De este modo se comprende que Moisés no sólo debía impartir la ley, sino enseñarla, con lo que aumentaba su tarea. Había estudiado leyes en Tebas, en los códigos egipcios y en el de Hammurabi, el rey del Eufrates, a cuyo auxilio acudía para pronunciar juicios claros entre tanto caso que se le presentaba. Por ejemplo, si un buey atacaba a un hombre o a una mujer causándole la muerte, debía lapidarse al buey, sin que se comiera luego su carne, pero el dueño del buey debía ser declarado inocente, a menos que, conociendo la agresividad del animal, no hubiera tomado medidas preventivas. En este caso, también el dueño del animal debía perder la vida, a menos que pudiera rescatarla mediante el pago de treinta monedas de plata. O bien si un hombre cavaba un foso, sin cubrirlo luego debidamente, y provocaba con ello la caída de alguna res, debía ser declarado culpable y resarcir al damnificado en dinero, mientras que la bestia muerta debía considerarse de su legítima propiedad.
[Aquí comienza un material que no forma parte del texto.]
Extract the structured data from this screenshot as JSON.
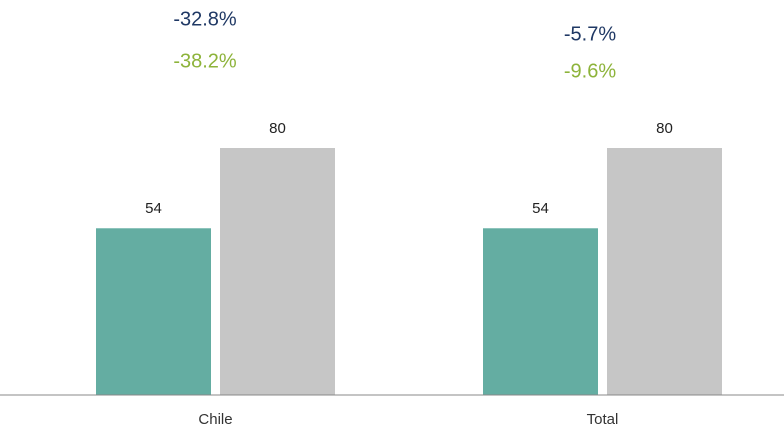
{
  "chart_data": {
    "type": "bar",
    "categories": [
      "Chile",
      "Total"
    ],
    "series": [
      {
        "color": "#64ada2",
        "values": [
          54,
          54
        ]
      },
      {
        "color": "#c6c6c6",
        "values": [
          80,
          80
        ]
      }
    ],
    "annotations": [
      {
        "text": "-32.8%",
        "color": "#1f3864"
      },
      {
        "text": "-38.2%",
        "color": "#8db33a"
      },
      {
        "text": "-5.7%",
        "color": "#1f3864"
      },
      {
        "text": "-9.6%",
        "color": "#8db33a"
      }
    ]
  }
}
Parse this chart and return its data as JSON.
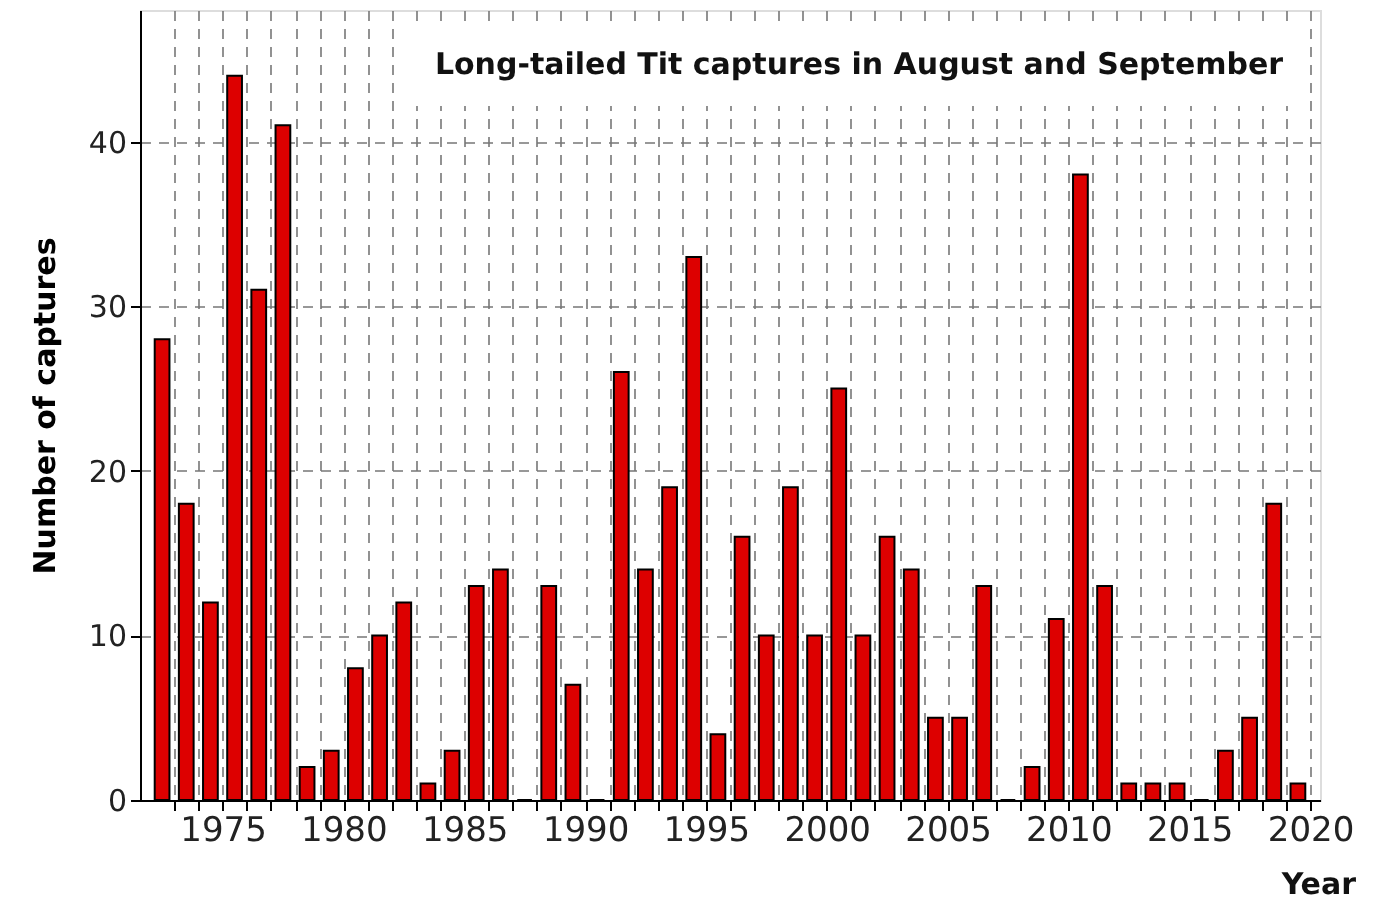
{
  "chart_data": {
    "type": "bar",
    "title": "Long-tailed Tit captures in August and September",
    "xlabel": "Year",
    "ylabel": "Number of captures",
    "x": [
      1972.5,
      1973.5,
      1974.5,
      1975.5,
      1976.5,
      1977.5,
      1978.5,
      1979.5,
      1980.5,
      1981.5,
      1982.5,
      1983.5,
      1984.5,
      1985.5,
      1986.5,
      1987.5,
      1988.5,
      1989.5,
      1990.5,
      1991.5,
      1992.5,
      1993.5,
      1994.5,
      1995.5,
      1996.5,
      1997.5,
      1998.5,
      1999.5,
      2000.5,
      2001.5,
      2002.5,
      2003.5,
      2004.5,
      2005.5,
      2006.5,
      2007.5,
      2008.5,
      2009.5,
      2010.5,
      2011.5,
      2012.5,
      2013.5,
      2014.5,
      2015.5,
      2016.5,
      2017.5,
      2018.5,
      2019.5
    ],
    "values": [
      28,
      18,
      12,
      44,
      31,
      41,
      2,
      3,
      8,
      10,
      12,
      1,
      3,
      13,
      14,
      0,
      13,
      7,
      0,
      26,
      14,
      19,
      33,
      4,
      16,
      10,
      19,
      10,
      25,
      10,
      16,
      14,
      5,
      5,
      13,
      0,
      2,
      11,
      38,
      13,
      1,
      1,
      1,
      0,
      3,
      5,
      18,
      1
    ],
    "color": "#dd0000",
    "xlim": [
      1972,
      2020
    ],
    "xticks": [
      {
        "value": 1973,
        "label": null
      },
      {
        "value": 1974,
        "label": null
      },
      1975,
      {
        "value": 1976,
        "label": null
      },
      {
        "value": 1977,
        "label": null
      },
      {
        "value": 1978,
        "label": null
      },
      {
        "value": 1979,
        "label": null
      },
      1980,
      {
        "value": 1981,
        "label": null
      },
      {
        "value": 1982,
        "label": null
      },
      {
        "value": 1983,
        "label": null
      },
      {
        "value": 1984,
        "label": null
      },
      1985,
      {
        "value": 1986,
        "label": null
      },
      {
        "value": 1987,
        "label": null
      },
      {
        "value": 1988,
        "label": null
      },
      {
        "value": 1989,
        "label": null
      },
      1990,
      {
        "value": 1991,
        "label": null
      },
      {
        "value": 1992,
        "label": null
      },
      {
        "value": 1993,
        "label": null
      },
      {
        "value": 1994,
        "label": null
      },
      1995,
      {
        "value": 1996,
        "label": null
      },
      {
        "value": 1997,
        "label": null
      },
      {
        "value": 1998,
        "label": null
      },
      {
        "value": 1999,
        "label": null
      },
      2000,
      {
        "value": 2001,
        "label": null
      },
      {
        "value": 2002,
        "label": null
      },
      {
        "value": 2003,
        "label": null
      },
      {
        "value": 2004,
        "label": null
      },
      2005,
      {
        "value": 2006,
        "label": null
      },
      {
        "value": 2007,
        "label": null
      },
      {
        "value": 2008,
        "label": null
      },
      {
        "value": 2009,
        "label": null
      },
      2010,
      {
        "value": 2011,
        "label": null
      },
      {
        "value": 2012,
        "label": null
      },
      {
        "value": 2013,
        "label": null
      },
      {
        "value": 2014,
        "label": null
      },
      2015,
      {
        "value": 2016,
        "label": null
      },
      {
        "value": 2017,
        "label": null
      },
      {
        "value": 2018,
        "label": null
      },
      {
        "value": 2019,
        "label": null
      },
      2020
    ],
    "ylim": [
      0,
      48
    ],
    "yticks": [
      0,
      10,
      20,
      30,
      40
    ],
    "grid": true
  }
}
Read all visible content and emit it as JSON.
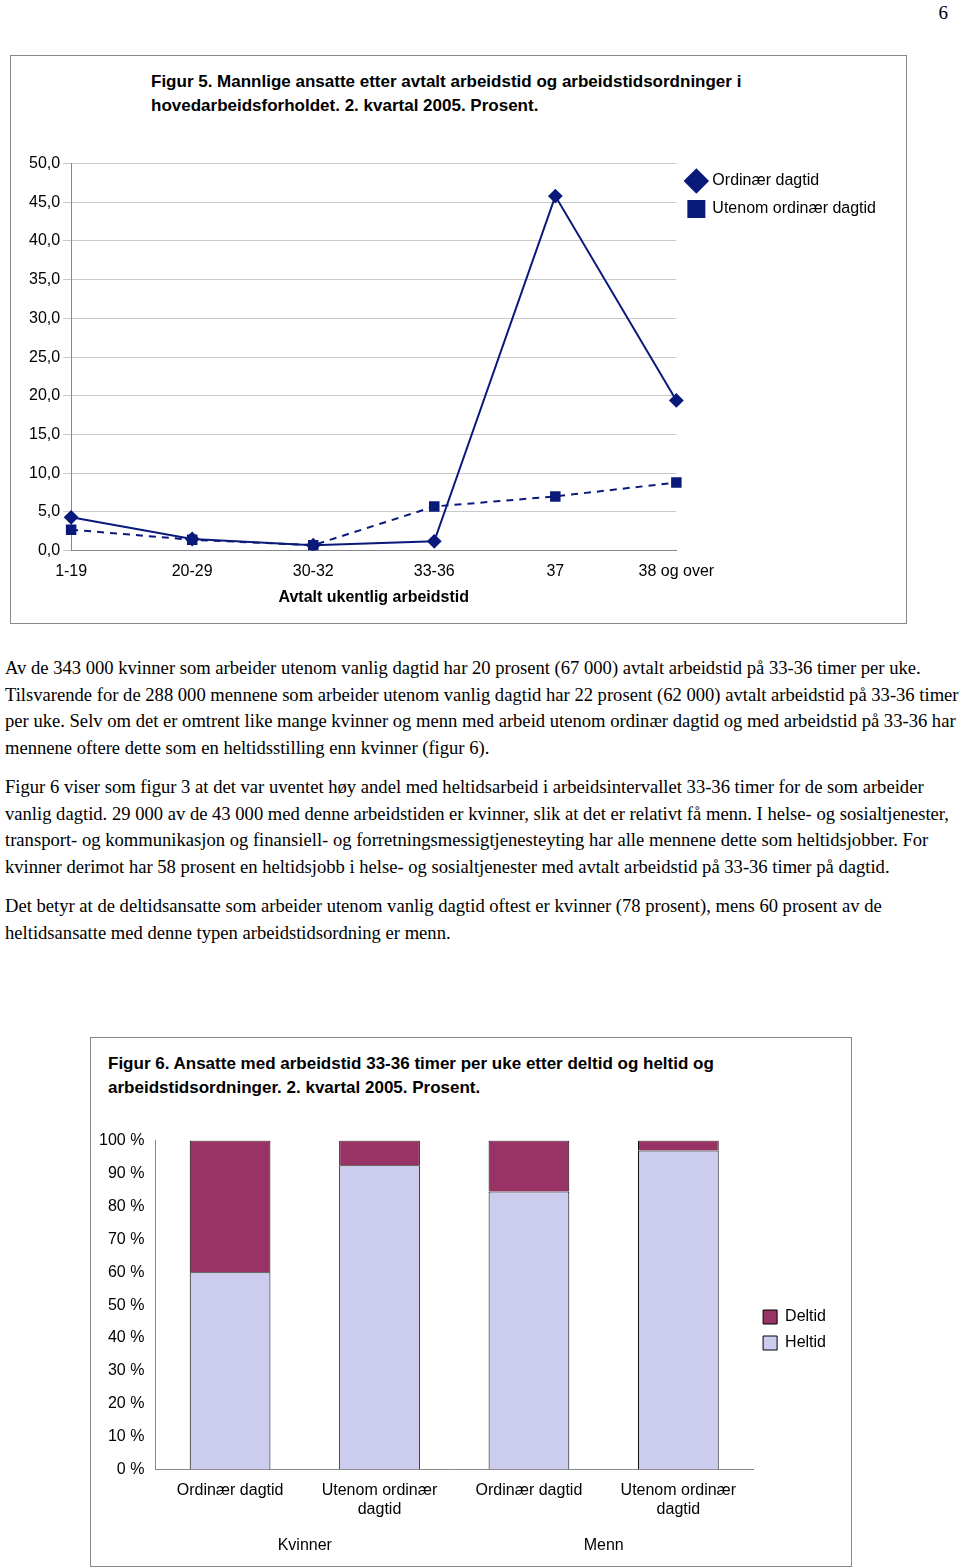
{
  "page_number": "6",
  "chart_data": [
    {
      "type": "line",
      "title": "Figur 5. Mannlige ansatte etter avtalt arbeidstid og arbeidstidsordninger i hovedarbeidsforholdet. 2. kvartal 2005. Prosent.",
      "x_label": "Avtalt ukentlig arbeidstid",
      "categories": [
        "1-19",
        "20-29",
        "30-32",
        "33-36",
        "37",
        "38 og over"
      ],
      "series": [
        {
          "name": "Ordinær dagtid",
          "color": "#0a1a7a",
          "marker": "diamond",
          "line_style": "solid",
          "values": [
            4.3,
            1.5,
            0.7,
            1.2,
            45.8,
            19.4
          ]
        },
        {
          "name": "Utenom ordinær dagtid",
          "color": "#0a1a7a",
          "marker": "square",
          "line_style": "dashed",
          "values": [
            2.7,
            1.4,
            0.7,
            5.7,
            7.0,
            8.8
          ]
        }
      ],
      "ylim": [
        0,
        50
      ],
      "yticks": [
        {
          "value": 0,
          "label": "0,0"
        },
        {
          "value": 5,
          "label": "5,0"
        },
        {
          "value": 10,
          "label": "10,0"
        },
        {
          "value": 15,
          "label": "15,0"
        },
        {
          "value": 20,
          "label": "20,0"
        },
        {
          "value": 25,
          "label": "25,0"
        },
        {
          "value": 30,
          "label": "30,0"
        },
        {
          "value": 35,
          "label": "35,0"
        },
        {
          "value": 40,
          "label": "40,0"
        },
        {
          "value": 45,
          "label": "45,0"
        },
        {
          "value": 50,
          "label": "50,0"
        }
      ],
      "grid": true,
      "legend": "right"
    },
    {
      "type": "bar",
      "title": "Figur 6. Ansatte med arbeidstid 33-36 timer per uke etter deltid og heltid og arbeidstidsordninger. 2. kvartal 2005. Prosent.",
      "categories": [
        "Ordinær dagtid",
        "Utenom ordinær dagtid",
        "Ordinær dagtid",
        "Utenom ordinær dagtid"
      ],
      "groups": [
        "Kvinner",
        "Kvinner",
        "Menn",
        "Menn"
      ],
      "series": [
        {
          "name": "Heltid",
          "color": "#ccccee",
          "values": [
            60,
            92.5,
            84.5,
            97
          ]
        },
        {
          "name": "Deltid",
          "color": "#993366",
          "values": [
            40,
            7.5,
            15.5,
            3
          ]
        }
      ],
      "stacked": true,
      "ylim": [
        0,
        100
      ],
      "yticks": [
        {
          "value": 0,
          "label": "0 %"
        },
        {
          "value": 10,
          "label": "10 %"
        },
        {
          "value": 20,
          "label": "20 %"
        },
        {
          "value": 30,
          "label": "30 %"
        },
        {
          "value": 40,
          "label": "40 %"
        },
        {
          "value": 50,
          "label": "50 %"
        },
        {
          "value": 60,
          "label": "60 %"
        },
        {
          "value": 70,
          "label": "70 %"
        },
        {
          "value": 80,
          "label": "80 %"
        },
        {
          "value": 90,
          "label": "90 %"
        },
        {
          "value": 100,
          "label": "100 %"
        }
      ],
      "grid": false,
      "legend": "right"
    }
  ],
  "paragraphs": [
    "Av de 343 000 kvinner som arbeider utenom vanlig dagtid har 20 prosent (67 000) avtalt arbeidstid på 33-36 timer per uke. Tilsvarende for de 288 000 mennene som arbeider utenom vanlig dagtid har 22 prosent (62 000) avtalt arbeidstid på 33-36 timer per uke. Selv om det er omtrent like mange kvinner og menn med arbeid utenom ordinær dagtid og med arbeidstid på 33-36 har mennene oftere dette som en heltidsstilling enn kvinner (figur 6).",
    "Figur 6 viser som figur 3 at det var uventet høy andel med heltidsarbeid i arbeidsintervallet 33-36 timer for de som arbeider vanlig dagtid. 29 000 av de 43 000 med denne arbeidstiden er kvinner, slik at det er relativt få menn. I helse- og sosialtjenester, transport- og kommunikasjon og finansiell- og forretningsmessigtjenesteyting har alle mennene dette som heltidsjobber. For kvinner derimot har 58 prosent en heltidsjobb i helse- og sosialtjenester med avtalt arbeidstid på 33-36 timer på dagtid.",
    "Det betyr at de deltidsansatte som arbeider utenom vanlig dagtid oftest er kvinner (78 prosent), mens 60 prosent av de heltidsansatte med denne typen arbeidstidsordning er menn."
  ]
}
Miles de casos diferentes se le presentaban, fueran lesiones, malos tratos inferidos a los esclavos, robo, daños a los cultivos, incendios premeditados y hurto de bienes, abusos de confianza, etcétera, y en todos ellos debía pronunciarse entre lo justo y lo injusto.

Claro está que eran demasiados juicios para un solo juez, y el sitio desde donde impartía sus fallos se veía siempre atestado. Si investigaba a fondo un caso, se atrasaba con los restantes y debía dilatar el fallo, sin poder evitar que fueran acumulándose otros tantos. Sus preocupaciones superaban en mucho a las de todos los demás mortales.